AlphaFind is a web-based search engine that provides fast structure-based retrieval in the entire set of AlphaFold DB structures. Unlike other protein processing tools, AlphaFind is focused entirely on tertiary structure, automatically extracting the main 3D features of each protein chain and using a machine learning model to find the most similar structures. This indexing approach and the 3D feature extraction method used by AlphaFind have both demonstrated remarkable scalability to large datasets as well as to large protein structures. The web application itself has been designed with a focus on clarity and ease of use. The searcher accepts any valid UniProt ID, Protein Data Bank ID or gene symbol as input, and returns a set of similar protein chains from AlphaFold DB, including various similarity metrics between the query and each of the retrieved results. In addition to the main search functionality, the application provides 3D visualizations of protein structure superpositions in order to allow researchers to instantly analyze the structural similarity of the retrieved results. The AlphaFind web application is available online for free and without any registration at https://alphafind.fi.muni.cz.
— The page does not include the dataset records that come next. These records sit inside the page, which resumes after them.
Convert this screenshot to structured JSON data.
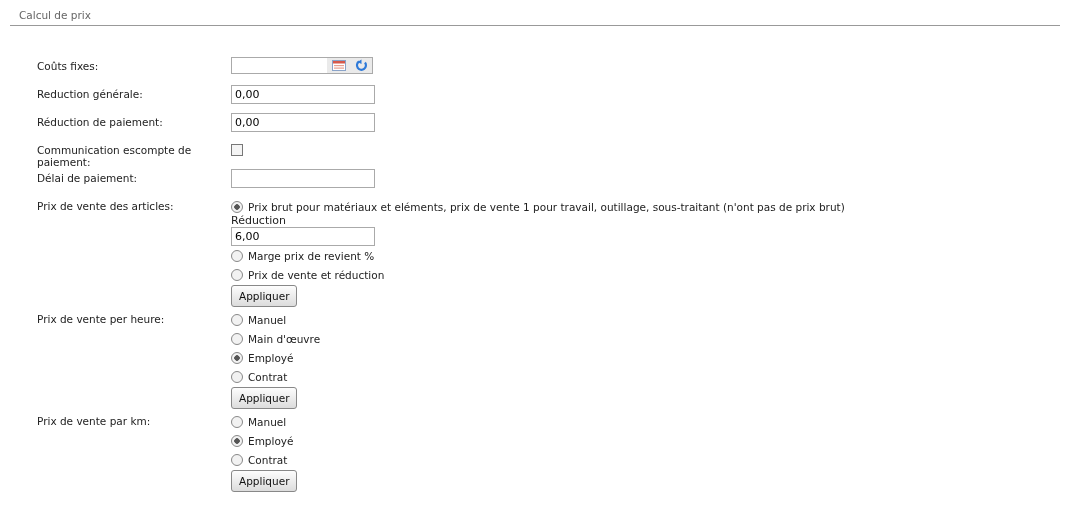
{
  "section": {
    "title": "Calcul de prix"
  },
  "fields": [
    {
      "kind": "picker",
      "label": "Coûts fixes:"
    },
    {
      "kind": "text",
      "label": "Reduction générale:",
      "value": "0,00"
    },
    {
      "kind": "text",
      "label": "Réduction de paiement:",
      "value": "0,00"
    },
    {
      "kind": "checkbox",
      "label": "Communication escompte de paiement:",
      "checked": false
    },
    {
      "kind": "text",
      "label": "Délai de paiement:"
    },
    {
      "kind": "radio",
      "label": "Prix de vente des articles:",
      "options": [
        {
          "label": "Prix brut pour matériaux et eléments, prix de vente 1 pour travail, outillage, sous-traitant (n'ont pas de prix brut)",
          "selected": true,
          "subfield": {
            "label": "Réduction",
            "value": "6,00"
          }
        },
        {
          "label": "Marge prix de revient %",
          "selected": false
        },
        {
          "label": "Prix de vente et réduction",
          "selected": false
        }
      ],
      "button": "Appliquer"
    },
    {
      "kind": "radio",
      "label": "Prix de vente per heure:",
      "options": [
        {
          "label": "Manuel",
          "selected": false
        },
        {
          "label": "Main d'œuvre",
          "selected": false
        },
        {
          "label": "Employé",
          "selected": true
        },
        {
          "label": "Contrat",
          "selected": false
        }
      ],
      "button": "Appliquer"
    },
    {
      "kind": "radio",
      "label": "Prix de vente par km:",
      "options": [
        {
          "label": "Manuel",
          "selected": false
        },
        {
          "label": "Employé",
          "selected": true
        },
        {
          "label": "Contrat",
          "selected": false
        }
      ],
      "button": "Appliquer"
    }
  ]
}
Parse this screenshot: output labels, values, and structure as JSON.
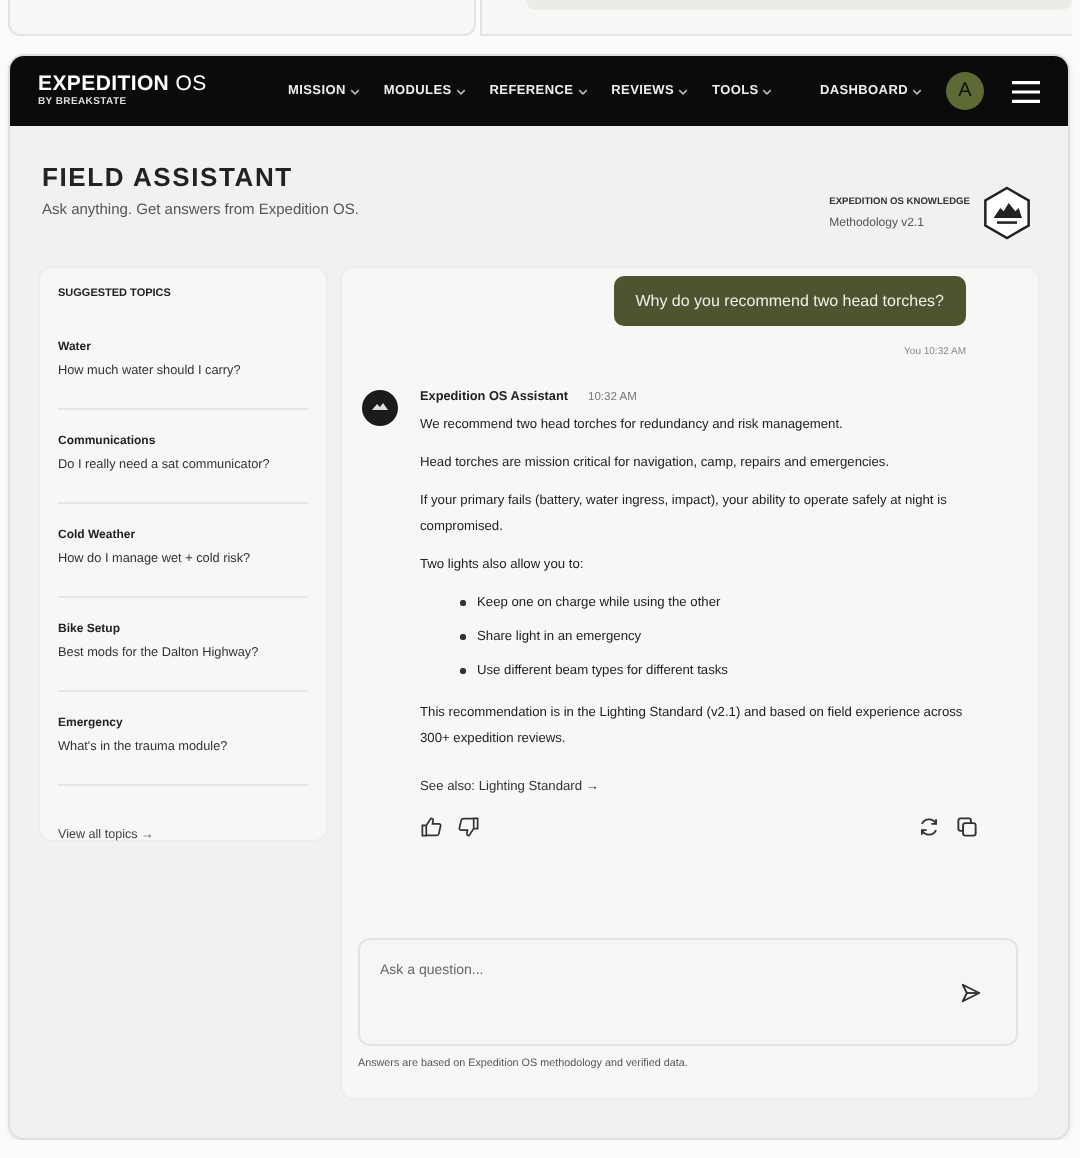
{
  "brand": {
    "name": "**EXPEDITION** OS",
    "tagline": "BY BREAKSTATE"
  },
  "nav": [
    {
      "label": "MISSION"
    },
    {
      "label": "MODULES"
    },
    {
      "label": "REFERENCE"
    },
    {
      "label": "REVIEWS"
    },
    {
      "label": "TOOLS"
    }
  ],
  "dashboard": "DASHBOARD",
  "avatar": "A",
  "page": {
    "title": "FIELD ASSISTANT",
    "subtitle": "Ask anything. Get answers from Expedition OS.",
    "knowledge_label": "EXPEDITION OS KNOWLEDGE",
    "knowledge_version": "Methodology v2.1"
  },
  "topics": {
    "heading": "SUGGESTED TOPICS",
    "items": [
      {
        "title": "Water",
        "question": "How much water should I carry?"
      },
      {
        "title": "Communications",
        "question": "Do I really need a sat communicator?"
      },
      {
        "title": "Cold Weather",
        "question": "How do I manage wet + cold risk?"
      },
      {
        "title": "Bike Setup",
        "question": "Best mods for the Dalton Highway?"
      },
      {
        "title": "Emergency",
        "question": "What's in the trauma module?"
      }
    ],
    "view_all": "View all topics →"
  },
  "messages": [
    {
      "kind": "user",
      "text": "Why do you recommend two head torches?",
      "meta": "You 10:32 AM"
    },
    {
      "kind": "assistant",
      "author": "Expedition OS Assistant",
      "time": "10:32 AM",
      "blocks": [
        {
          "kind": "paragraph",
          "text": "We recommend two head torches for redundancy and risk management."
        },
        {
          "kind": "paragraph",
          "text": "Head torches are mission critical for navigation, camp, repairs and emergencies."
        },
        {
          "kind": "paragraph",
          "text": "If your primary fails (battery, water ingress, impact), your ability to operate safely at night is compromised."
        },
        {
          "kind": "paragraph",
          "text": "Two lights also allow you to:"
        },
        {
          "kind": "list",
          "items": [
            "Keep one on charge while using the other",
            "Share light in an emergency",
            "Use different beam types for different tasks"
          ]
        },
        {
          "kind": "paragraph",
          "text": "This recommendation is in the Lighting Standard (v2.1) and based on field experience across 300+ expedition reviews."
        }
      ],
      "link": "See also: Lighting Standard →"
    }
  ],
  "composer": {
    "placeholder": "Ask a question..."
  },
  "disclaimer": "Answers are based on Expedition OS methodology and verified data."
}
SISAP 2023 Indexing Challenge – Learned Metric Index #

This submission into the SISAP Indexing Challenge examines the experimental setup and performance of the Learned Metric Index, which uses an architecture of interconnected learned models to answer similarity queries. An inherent part of this design is a great deal of flexibility in the implementation, such as the choice of particular machine learning models, or their arrangement in the overall architecture of the index. Therefore, for the sake of transparency and reproducibility, this report thoroughly describes the details of the specific Learned Metric Index implementation used to tackle the challenge.

Organizing Similarity Spaces Using Metric Hulls #

A novel concept of a metric hull has recently been introduced to encompass a set of objects by a few selected border objects. Following one of the metric-hull computation methods that generate a hierarchy of metric hulls, we introduce a metric index structure for unstructured and complex data, a Metric Hull Tree (MH-tree). We propose a construction of MH-tree by a bulk-loading procedure and outline an insert operation. With respect to the design of the tree, we provide an implementation of an approximate kNN search operation. Finally, we utilized the Profimedia dataset to evaluate various building and ranking strategies of MH-tree and compared the results with M-tree.